Implications of the Decision
The UKSC’s judgment in Lloyd v Google LLC [2021] UKSC 50 is now the leading authority on damages for breaches of data protection law in England and Wales. While the decision concerned the previous data privacy laws, the DPA 1998), it will apply equally to the current Data Protection Act 2018 (UK). The decision means that it is unlikely that data controllers will face significant numbers of private damages claims in England for breaches of data privacy laws.
Broader European Perspective
Separately, the concept of ‘damages’ under privacy laws is also being scrutinized at the European level. Specifically, the Court of Justice of the European Union (the CJEU) has a case pending that may harmonize the concept of ‘damages’ across all Member States. Among the questions raised before the CJEU are: (i) whether awarding of compensation requires, in addition to an infringement of provisions of GDPR, an actual damage to the plaintiff (or if the infringement in itself is sufficient to trigger compensation); and (ii) whether there are additional requirements under EU law for the determination of compensation for damages, in addition to the principles of effectiveness and equivalence. Depending on how the CJEU decides that case, it may result in the first actual post-Brexit divergences between the EU and the UK with respect to data protection.

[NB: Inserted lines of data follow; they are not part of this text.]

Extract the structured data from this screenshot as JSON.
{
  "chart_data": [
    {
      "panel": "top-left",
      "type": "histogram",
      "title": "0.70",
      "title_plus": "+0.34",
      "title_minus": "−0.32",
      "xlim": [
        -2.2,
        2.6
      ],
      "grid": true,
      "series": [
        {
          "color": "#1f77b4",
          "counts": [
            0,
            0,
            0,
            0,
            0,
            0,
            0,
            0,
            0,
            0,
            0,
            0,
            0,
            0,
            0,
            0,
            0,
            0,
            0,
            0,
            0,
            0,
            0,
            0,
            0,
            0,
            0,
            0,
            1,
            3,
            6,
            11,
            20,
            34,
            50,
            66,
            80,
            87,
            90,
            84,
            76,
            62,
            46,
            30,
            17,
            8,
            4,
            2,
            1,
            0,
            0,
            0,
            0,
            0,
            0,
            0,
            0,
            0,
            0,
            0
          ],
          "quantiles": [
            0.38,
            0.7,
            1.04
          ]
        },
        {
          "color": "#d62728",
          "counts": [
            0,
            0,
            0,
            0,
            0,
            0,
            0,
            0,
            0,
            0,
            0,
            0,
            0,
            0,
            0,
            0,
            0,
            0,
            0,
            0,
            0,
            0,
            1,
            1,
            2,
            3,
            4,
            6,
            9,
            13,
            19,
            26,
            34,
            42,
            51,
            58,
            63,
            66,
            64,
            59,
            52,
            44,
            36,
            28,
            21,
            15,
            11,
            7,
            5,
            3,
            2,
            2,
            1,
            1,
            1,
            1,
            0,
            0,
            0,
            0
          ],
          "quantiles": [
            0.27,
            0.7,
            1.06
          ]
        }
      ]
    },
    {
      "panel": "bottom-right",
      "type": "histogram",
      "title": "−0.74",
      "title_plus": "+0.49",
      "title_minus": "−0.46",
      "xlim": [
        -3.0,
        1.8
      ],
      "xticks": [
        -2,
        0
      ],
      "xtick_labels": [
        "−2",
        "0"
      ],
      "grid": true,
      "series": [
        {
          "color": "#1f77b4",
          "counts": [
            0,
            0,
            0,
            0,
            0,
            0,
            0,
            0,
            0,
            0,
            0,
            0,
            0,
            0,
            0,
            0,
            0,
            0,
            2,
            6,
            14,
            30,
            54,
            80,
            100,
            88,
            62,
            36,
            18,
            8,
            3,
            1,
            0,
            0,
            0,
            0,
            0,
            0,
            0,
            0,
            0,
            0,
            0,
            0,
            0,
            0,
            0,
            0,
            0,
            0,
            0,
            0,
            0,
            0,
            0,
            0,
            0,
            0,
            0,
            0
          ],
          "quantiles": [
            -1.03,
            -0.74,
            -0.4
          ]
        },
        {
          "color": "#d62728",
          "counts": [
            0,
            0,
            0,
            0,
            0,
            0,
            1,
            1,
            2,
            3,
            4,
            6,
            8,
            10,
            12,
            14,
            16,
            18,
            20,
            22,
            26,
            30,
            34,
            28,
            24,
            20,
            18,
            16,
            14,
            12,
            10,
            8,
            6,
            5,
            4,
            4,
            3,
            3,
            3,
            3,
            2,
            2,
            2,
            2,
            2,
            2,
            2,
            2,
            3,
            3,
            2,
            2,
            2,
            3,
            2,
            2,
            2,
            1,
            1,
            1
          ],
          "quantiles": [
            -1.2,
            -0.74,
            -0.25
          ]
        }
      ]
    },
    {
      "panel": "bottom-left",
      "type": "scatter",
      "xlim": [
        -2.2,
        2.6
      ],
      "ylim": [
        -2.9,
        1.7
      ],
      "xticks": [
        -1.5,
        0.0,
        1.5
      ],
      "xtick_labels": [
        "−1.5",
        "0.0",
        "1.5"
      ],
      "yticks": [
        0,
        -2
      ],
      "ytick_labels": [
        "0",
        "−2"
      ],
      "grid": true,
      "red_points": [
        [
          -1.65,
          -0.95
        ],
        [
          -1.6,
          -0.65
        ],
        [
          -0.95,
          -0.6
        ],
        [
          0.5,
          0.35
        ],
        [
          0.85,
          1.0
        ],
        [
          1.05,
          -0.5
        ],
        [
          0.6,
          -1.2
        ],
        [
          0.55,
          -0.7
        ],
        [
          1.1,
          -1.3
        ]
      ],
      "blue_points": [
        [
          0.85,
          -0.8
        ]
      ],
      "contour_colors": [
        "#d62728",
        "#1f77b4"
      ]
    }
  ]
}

In addition, there have been a number of claims brought in France and Belgium for breaches of the GDPR on behalf of data subjects. However, those claims have had limited success. In Belgium, for example, the consumer organization, Test-Achats, brought a claim against a technology company for breaches of data privacy laws. Test-Achats ultimately settled that claim with no monetary damages awarded to the class members. The limited ability to recover damages for these types of breaches drives consumers (and consumer organizations) to other causes of action (e.g., abusive clauses or commercially unacceptable practices). However, this could change in the future with the entry into force of the directive 2020/1828 in the European Member States (the Directive). The Directive is an important building block of the consumer package. It is expected that it will ease cross-border class actions, including privacy-related claims, providing a greater incentive for larger claims/pool of claimants.